Machine learning driven post-impact damage state prediction for performance-based crashworthiness design of bridge piers

This study applies machine learning (ML) methods to predict post-impact damage states of reinforced concrete (RC) bridge piers under vehicle collision. 251 datasets of various vehicle-bridge collision scenarios are synthesized for training and testing six supervised ML models, including K-Nearest Neighbors (KNN), Support Vector Machine (SVM), Decision Tree, Random Forest, eXtreme Gradient Boosting Trees (XGBoost), and Artificial Neural Network (ANN). Comparisons on confusion matrices indicate that SVM, Random Forest, XGBoost, and ANN possess superior and comparable classification capabilities.

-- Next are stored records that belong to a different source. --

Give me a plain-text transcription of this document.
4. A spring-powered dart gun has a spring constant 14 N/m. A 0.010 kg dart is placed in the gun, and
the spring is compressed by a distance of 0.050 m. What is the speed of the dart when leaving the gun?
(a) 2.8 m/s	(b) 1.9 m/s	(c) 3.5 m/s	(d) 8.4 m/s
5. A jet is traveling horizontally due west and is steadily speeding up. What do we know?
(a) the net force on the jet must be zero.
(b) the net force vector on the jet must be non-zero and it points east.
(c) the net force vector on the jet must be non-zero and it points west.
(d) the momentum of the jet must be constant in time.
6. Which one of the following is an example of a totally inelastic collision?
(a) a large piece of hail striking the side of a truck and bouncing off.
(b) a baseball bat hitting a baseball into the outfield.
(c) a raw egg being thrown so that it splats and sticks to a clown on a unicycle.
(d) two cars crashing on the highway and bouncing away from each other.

ML models also achieve a much higher level of accuracy when compared with existing empirical models in the literature. Furthermore, the Shapley additive explanations (SHAP) algorithm is utilized to interpret and explain the prediction process of ML models. In particular, the Shapley value of each feature captures its positive or negative contribution for the ML model to predict each damage state, where the most influential design variables include impact speed, truck mass, engine mass, and pier diameter. To facilitate the performance-based crashworthiness design of RC bridge piers, an end-to-end interactive software is devised to automatically predict impact damage states using the top three ML models against any given design scenario. Real-time interactive illustrations are also provided to elucidate the Shapley value contribution of each design parameter for the Random Forest model to reach each damage state. Finally, the final damage state is selected to have the highest likelihood of damage among the three ML model predictions.